October 26, 2008 - 0:0

Samsung Electronics posted a 44 percent drop in third-quarter net profit Friday as the global slowdown hurt its businesses, but operating profit beat estimates as semiconductors showed some resilience.

Still, the future looks challenging for the world’s top maker of memory chips and liquid crystal displays, or LCDs, which is facing a lengthy downturn in the once-reliable memory market and a rapid margin deterioration in the flat-screen sector, along with slowing demand for all consumer electronics.
“The market environment in the third quarter proved challenging amid rising costs and a downturn in the global economy,” Chu Woo Sik, Samsung’s senior executive in charge of investor relations, said in a statement.
“We foresee the coming months to be an even more challenging period.”
Shares in Samsung, South Korea’s biggest company worth about $48 billion, fell 4.23 percent to 452,500 won in morning trade, in line with the wider market’s 4 percent drop. The stock had fallen 13.8 percent in the third quarter, also in line with the Kospi’s 13.5 percent loss.
Samsung’s July-September net profit fell to 1.22 trillion won, or $870.5 million, from 2.19 trillion won a year ago and 2.14 trillion won earned in April-June.

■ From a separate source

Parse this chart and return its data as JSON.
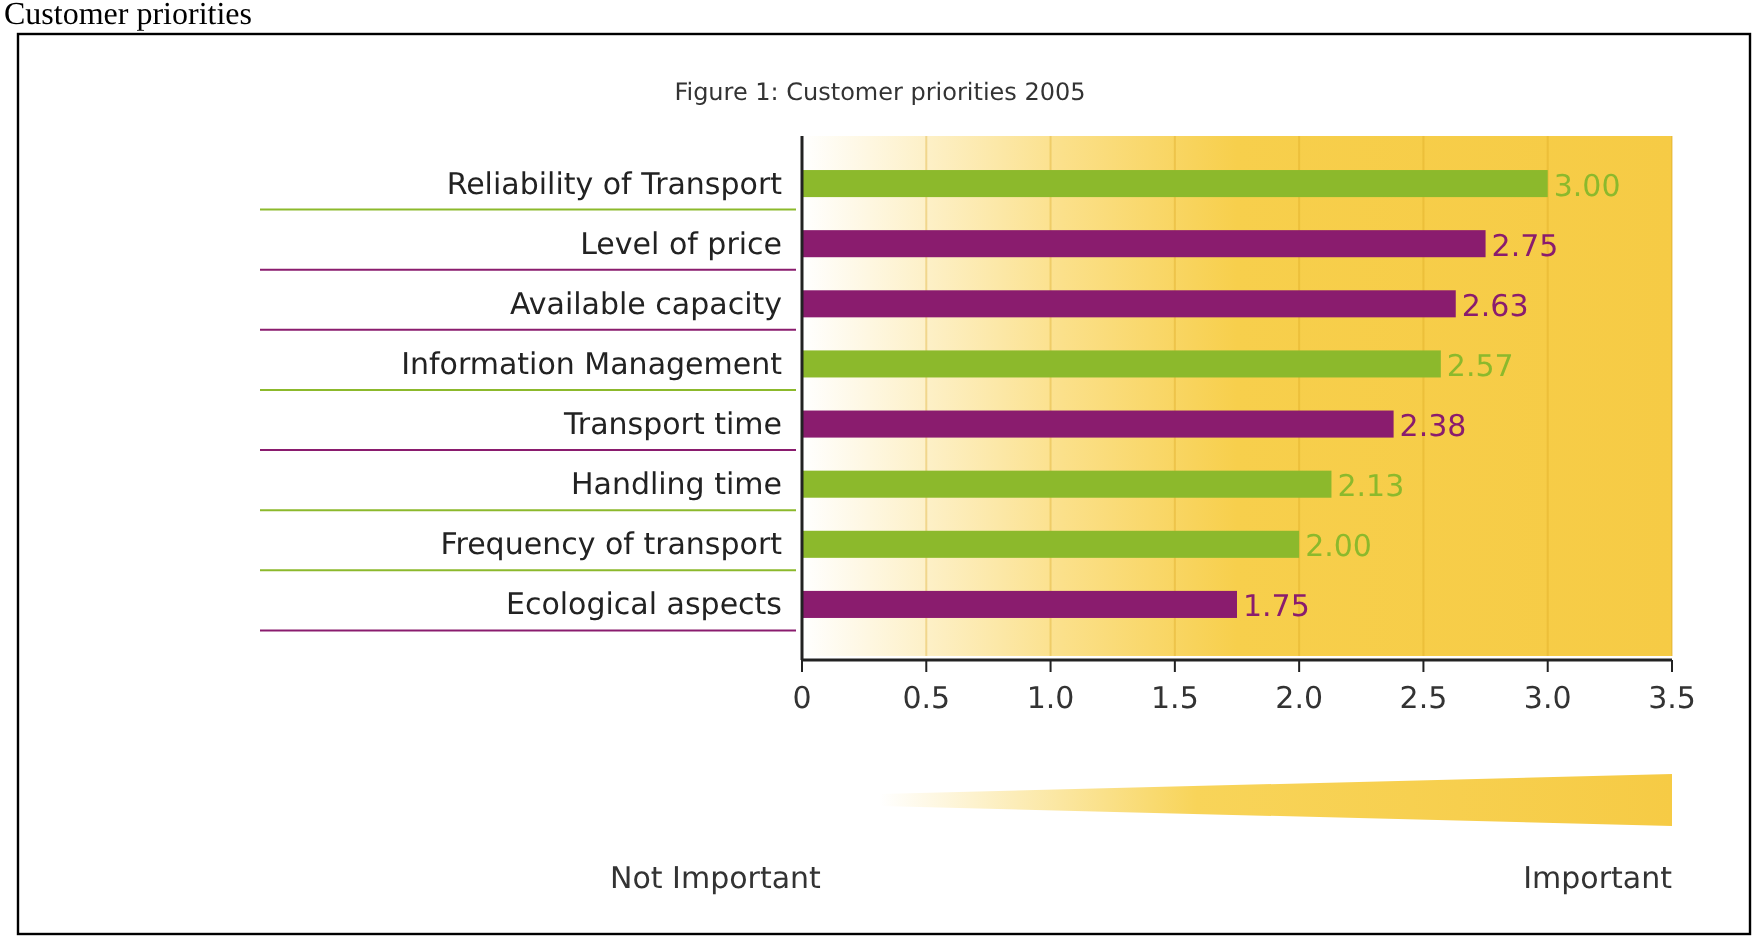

The figure came right in line with a forecast for a 1.23 trillion won net profit by 11 analysts polled by Reuters.
Operating profit for the third quarter fell to 1.02 trillion won, widely beating expectations for 823.5 billion won. The figure still represented a steep drop from 2.07 trillion won a year ago and the second-quarter profit of 1.89 trillion won.
Revenue rose to 19.26 trillion won from 16.68 trillion won a year ago and 18.14 trillion the previous quarter.
Operating margins at Samsung’s semiconductor unit fell to 5 percent compared to 6 percent in the second quarter and 18 percent a year ago as the price of most computer memory chips has fallen below cash costs. But the figure was better than analysts’ prediction for a low single digit or break-even profit margin.
Makers of memory chips, mired in a downturn that started in early 2007, are not expecting a recovery before the second quarter of 2009.
Samsung’s display division margins fell to 8 percent from the second quarter’s 21 percent amid a rapid deterioration of the market due to oversupply.
Samsung, second only to Nokia in the cellphone market, sold 51.8 million mobile phones, up sharply from 45.7 million in the April-June quarter.
Mobile margins dropped to a smaller-than-expected 7 percent from 13 percent in the second quarter.